Dryosaurus (name meaning "Oak Lizard") is a genus of ornithopod dinosaur that originated during the Middle to Late Jurassic period in what is now North America and Africa.
Era & DiscoveryEdit
Dryosaurus lived in North America during the Middle to Late Jurassic Period from 176–145 million years ago. Dryosaurus was first discovered by Samuel Wendell Williston in 1876.
Dryosaurus stood 5 feet (1.6 m) tall, measured 10–14 feet (3.1–4) long, and weighed 77–90 kilograms (170–200 lbs.), a rather large member of its family in comparison with the average sized species that is related to it.
Dryosaurus also had a horny beak and cheek teeth as well as a long neck, long, slender legs and a long, stiff tail. A quick and agile runner with strong legs, Dryosaurus used its stiff tail as a counterbalance. Its arms, however, with five fingers on each hand, were short.
Behavior & TraitsEdit
Like many dinosaurs, especially one like them such as Othnielia and Leaellynasaura, Dryosaurus lived in huge groups in both open lands and forests.
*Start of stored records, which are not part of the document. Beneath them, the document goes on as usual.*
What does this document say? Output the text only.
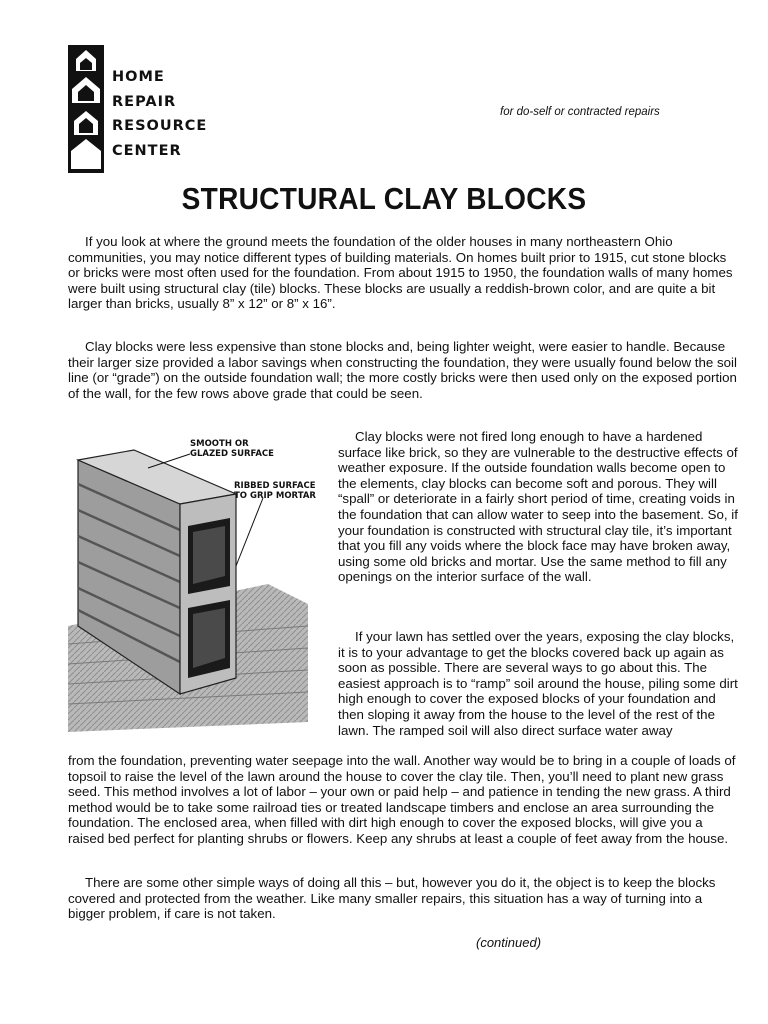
HOME
REPAIR
RESOURCE
CENTER
for do-self or contracted repairs
STRUCTURAL CLAY BLOCKS

If you look at where the ground meets the foundation of the older houses in many northeastern Ohio communities, you may notice different types of building materials. On homes built prior to 1915, cut stone blocks or bricks were most often used for the foundation. From about 1915 to 1950, the foundation walls of many homes were built using structural clay (tile) blocks. These blocks are usually a reddish-brown color, and are quite a bit larger than bricks, usually 8” x 12” or 8” x 16”.

Clay blocks were less expensive than stone blocks and, being lighter weight, were easier to handle. Because their larger size provided a labor savings when constructing the foundation, they were usually found below the soil line (or “grade”) on the outside foundation wall; the more costly bricks were then used only on the exposed portion of the wall, for the few rows above grade that could be seen.

SMOOTH OR
GLAZED SURFACE
RIBBED SURFACE
TO GRIP MORTAR

Clay blocks were not fired long enough to have a hardened surface like brick, so they are vulnerable to the destructive effects of weather exposure. If the outside foundation walls become open to the elements, clay blocks can become soft and porous. They will “spall” or deteriorate in a fairly short period of time, creating voids in the foundation that can allow water to seep into the basement. So, if your foundation is constructed with structural clay tile, it’s important that you fill any voids where the block face may have broken away, using some old bricks and mortar. Use the same method to fill any openings on the interior surface of the wall.

If your lawn has settled over the years, exposing the clay blocks, it is to your advantage to get the blocks covered back up again as soon as possible. There are several ways to go about this. The easiest approach is to “ramp” soil around the house, piling some dirt high enough to cover the exposed blocks of your foundation and then sloping it away from the house to the level of the rest of the lawn. The ramped soil will also direct surface water away

from the foundation, preventing water seepage into the wall. Another way would be to bring in a couple of loads of topsoil to raise the level of the lawn around the house to cover the clay tile. Then, you’ll need to plant new grass seed. This method involves a lot of labor – your own or paid help – and patience in tending the new grass. A third method would be to take some railroad ties or treated landscape timbers and enclose an area surrounding the foundation. The enclosed area, when filled with dirt high enough to cover the exposed blocks, will give you a raised bed perfect for planting shrubs or flowers. Keep any shrubs at least a couple of feet away from the house.

There are some other simple ways of doing all this – but, however you do it, the object is to keep the blocks covered and protected from the weather. Like many smaller repairs, this situation has a way of turning into a bigger problem, if care is not taken.

(continued)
Whenever the herd was feeding, one adult, the Sentry, kept watch.
It was still a small, swift herbivorous dinosaur under the threat of predation at all time, and so its main defence, was to simply outrun its attackers with bolts of lightening fast speed. A slightly larger relative of Othnielia, Dryosaurus relied on lightning fast speed to survive. Even large predators like Allosaurus could not possibly run down such swift prey like these.
- The sound effects of Dryosaurus are altered bird sounds, such as peacock, duck, hawk chirps, and turkey sounds.